Jayne’s poetry really captures what it’s like when you find out that yet another one of your friends in pregnant while you’re just trying to keep a plant alive, how you feel trying to pay off your student loans while working a 40 hour a week job that doesn’t allow for much of a social life, and also how it feels to be stuck in a dating scene with what seems like the less than desirables right after college. Jayne perfectly illustrates the fact that students in college think life post-college is glamorous, when in reality, the post-college adults know that being in your 20s is really all about just trying to find yourself amongst piles of student loan debt, cheap take-out, and the more-than-occasional trip to the store to buy more wine. While this book was marketed towards post-college 20-somethings, it is a quick, short read that people of all ages can enjoy as they reminisce on their post-college life.
Love, of a Kind is the seventh book of poetry put together by Felix Dennis. Dennis was diagnosed with throat cancer in January 2012. As a result of that diagnosis, he began bringing together and revising poems for what he believed to be his last book. The poems here run along the themes of pain, life, death, and love.

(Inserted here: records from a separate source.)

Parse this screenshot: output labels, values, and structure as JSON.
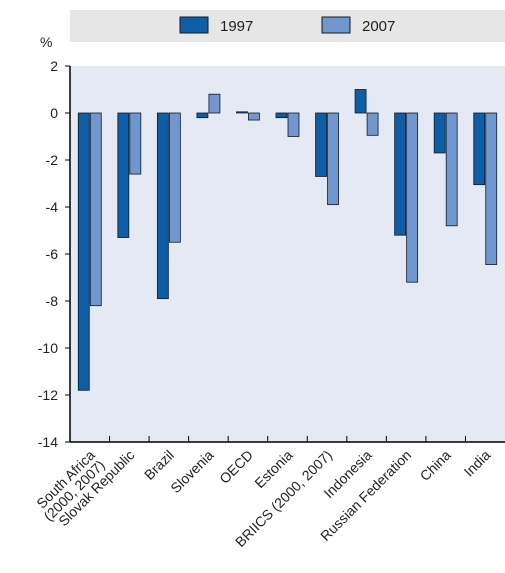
{
  "chart_data": {
    "type": "bar",
    "ylabel": "%",
    "ylim": [
      -14,
      2
    ],
    "yticks": [
      2,
      0,
      -2,
      -4,
      -6,
      -8,
      -10,
      -12,
      -14
    ],
    "grid": false,
    "legend_position": "top",
    "categories": [
      [
        "South Africa",
        "(2000, 2007)"
      ],
      [
        "Slovak Republic"
      ],
      [
        "Brazil"
      ],
      [
        "Slovenia"
      ],
      [
        "OECD"
      ],
      [
        "Estonia"
      ],
      [
        "BRIICS (2000, 2007)"
      ],
      [
        "Indonesia"
      ],
      [
        "Russian Federation"
      ],
      [
        "China"
      ],
      [
        "India"
      ]
    ],
    "series": [
      {
        "name": "1997",
        "color": "#0c5ea8",
        "values": [
          -11.8,
          -5.3,
          -7.9,
          -0.2,
          0.05,
          -0.2,
          -2.7,
          1.0,
          -5.2,
          -1.7,
          -3.05
        ]
      },
      {
        "name": "2007",
        "color": "#6f97d0",
        "values": [
          -8.2,
          -2.6,
          -5.5,
          0.8,
          -0.3,
          -1.0,
          -3.9,
          -0.95,
          -7.2,
          -4.8,
          -6.45
        ]
      }
    ],
    "colors": {
      "panel": "#e4e9f3",
      "legend_bg": "#e6e6e6",
      "axis": "#000000",
      "stroke": "#1a1a1a"
    }
  }
}
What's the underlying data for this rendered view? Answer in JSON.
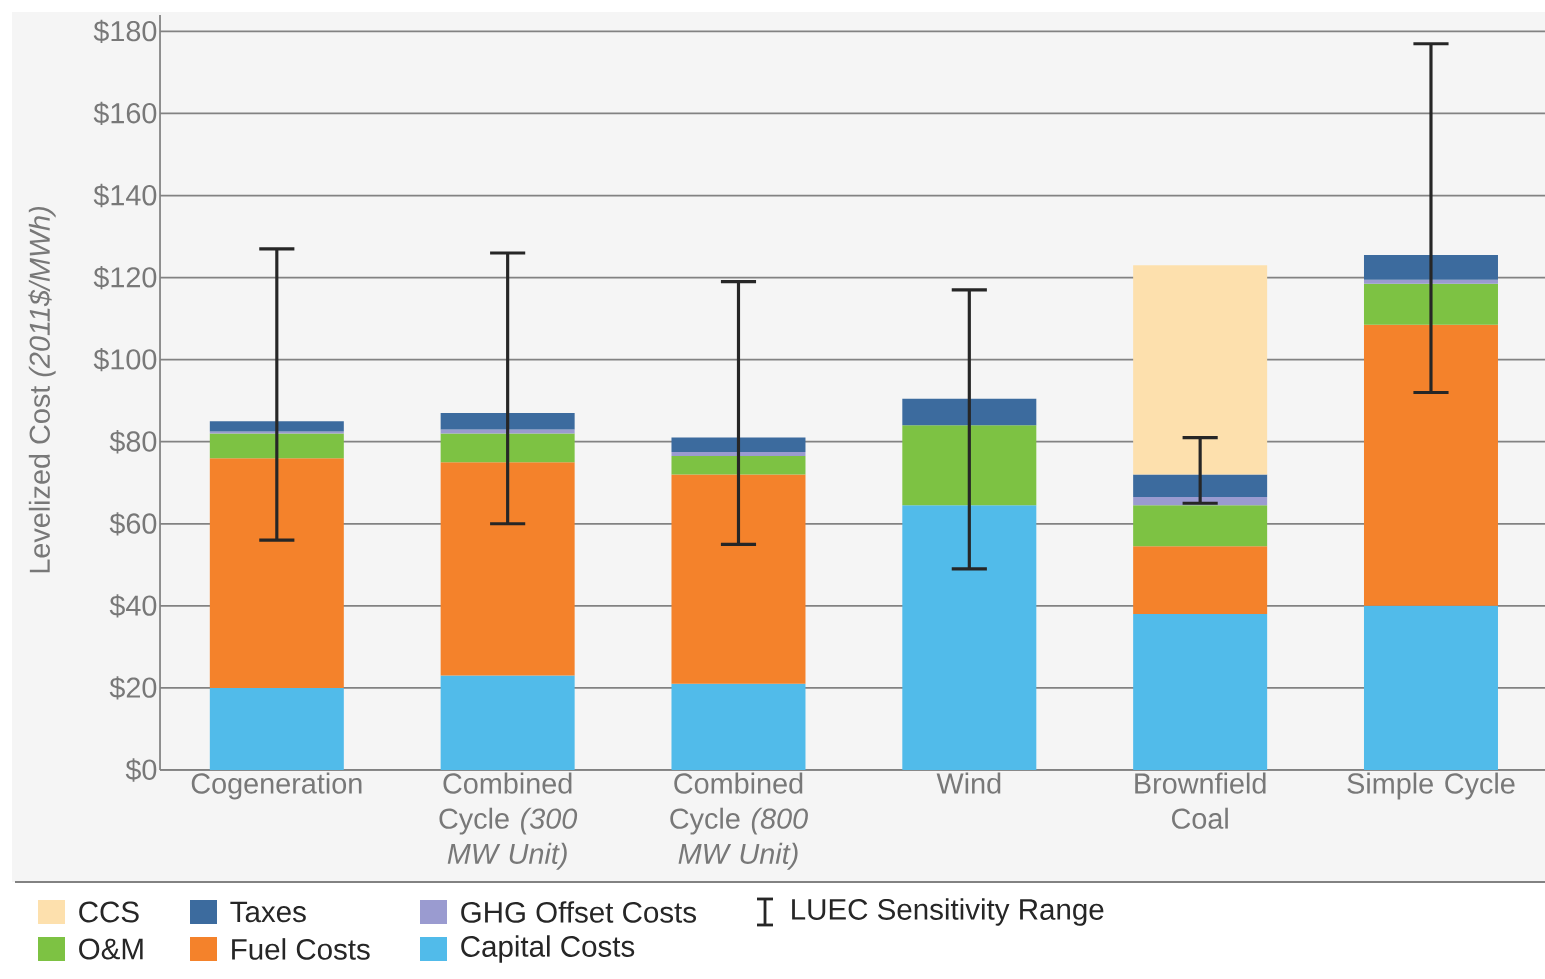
{
  "chart_data": {
    "type": "bar",
    "stacked": true,
    "ylabel": "Levelized Cost *(2011$/MWh)*",
    "categories": [
      "Cogeneration",
      "Combined Cycle *(300 MW Unit)*",
      "Combined Cycle *(800 MW Unit)*",
      "Wind",
      "Brownfield Coal",
      "Simple Cycle"
    ],
    "series": [
      {
        "name": "Capital Costs",
        "color": "#51bbea",
        "values": [
          20,
          23,
          21,
          64.5,
          38,
          40
        ]
      },
      {
        "name": "Fuel Costs",
        "color": "#f4822b",
        "values": [
          56,
          52,
          51,
          0,
          16.5,
          68.5
        ]
      },
      {
        "name": "O&M",
        "color": "#7dc243",
        "values": [
          6,
          7,
          4.5,
          19.5,
          10,
          10
        ]
      },
      {
        "name": "GHG Offset Costs",
        "color": "#9a9bd0",
        "values": [
          0.5,
          1,
          1,
          0,
          2,
          1
        ]
      },
      {
        "name": "Taxes",
        "color": "#3c6b9e",
        "values": [
          2.5,
          4,
          3.5,
          6.5,
          5.5,
          6
        ],
        "errors": [
          [
            56,
            127
          ],
          [
            60,
            126
          ],
          [
            55,
            119
          ],
          [
            49,
            117
          ],
          [
            65,
            81
          ],
          [
            92,
            177
          ]
        ]
      },
      {
        "name": "CCS",
        "color": "#fde0ad",
        "values": [
          null,
          null,
          null,
          null,
          51,
          null
        ]
      }
    ],
    "annotations": [
      "LUEC Sensitivity Range"
    ],
    "ylim": [
      0,
      184
    ],
    "yticks": [
      {
        "value": 0,
        "label": "$0"
      },
      {
        "value": 20,
        "label": "$20"
      },
      {
        "value": 40,
        "label": "$40"
      },
      {
        "value": 60,
        "label": "$60"
      },
      {
        "value": 80,
        "label": "$80"
      },
      {
        "value": 100,
        "label": "$100"
      },
      {
        "value": 120,
        "label": "$120"
      },
      {
        "value": 140,
        "label": "$140"
      },
      {
        "value": 160,
        "label": "$160"
      },
      {
        "value": 180,
        "label": "$180"
      }
    ],
    "grid": "y",
    "legend": "bottom"
  }
}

The author lived a fairly loud and extravagant life after a humble beginning. Dennis was born and lived a life of poverty in a south London suburb where he dealt with his father moving to Australia, his mother choosing not to follow, and their subsequent divorce in a time where divorces just did not happen. As a consequence of their divorce, Dennis’ mother chose to not let her previous failed marriage be a reason for her or her children to not succeed in life. Dennis’ career spanned from publisher to poet to spoken word performer to philanthropist. Never one to stray from the limelight, various interviews with Dennis can be found online.
After his diagnosis in 2012, Dennis created Love, of a Kind as a way to cope. Dennis pairs his poems with woodcut engravings that help pull readers more completely into his world. Read along and feel Dennis as he pours his feelings about love into the words that he chose to be his memory after his death in 2014.
Short on time? With just a few minutes you can sneak a little literature into your day with the fourteen-line poems offered by Garrison Keillor in 77 Love Sonnets. The topics range wider than the title suggests. And the writings seem to be written off the cuff, not heavily edited, expressing Keillor’s momentary thoughts and takes on places and events. In “Obama” he conveys his experience as one of the crowd on inauguration day. In “October” he revels in the security and joys that fiscal security allow. Among these pages you will discover sonnets that explore each of The Four Loves: affection, friendship, eros, and charity.
In “Long Career,” Keillor states that “The secret of a long career is simply to not fade….” This prolific author appears to be taking his own advice by publishing this collection the same year as novels Life Among The Lutherans, Pilgrims: A Wobegon Romance, and A Christmas Blizzard.
Roses are Red, Violets are Blue
April is National Poetry Month too!
Okay, okay — this little rhyme won’t win a Pulitzer prize. But maybe, just maybe, it’ll get you to come into the library and check out a book of poetry; you might just find some old favorites you’ve forgotten and discover some new ones along the way.
The children’s collection has some beautiful books — often illustrating just one poem, so they’re very appealling to both young and old alike. Try Shel Silverstein’s classic A Light in the Attic, filled with whimsical, playful, clever (and very funny) word play, or Paul Janecsko’s A Kick in the Head, a delightful, laugh-out-loud introduction to poetry forms. Both will have you bouncin’ to the beat!
And, if you’ve never read Spoon River Anthology by Edgar Lee Masters, what better time than now? Set in a fictional Midwestern village in central Illinois along the Spoon River (which isn’t all that far from here), it tells the stories of “the dead sleeping on the hill” who awaken and tell the truth about their lives. Although written in 1915, the themes are universal and heartfelt.
If you don’t find something on the display shelf, just check out the 811’s for a treasure chest of American poetry.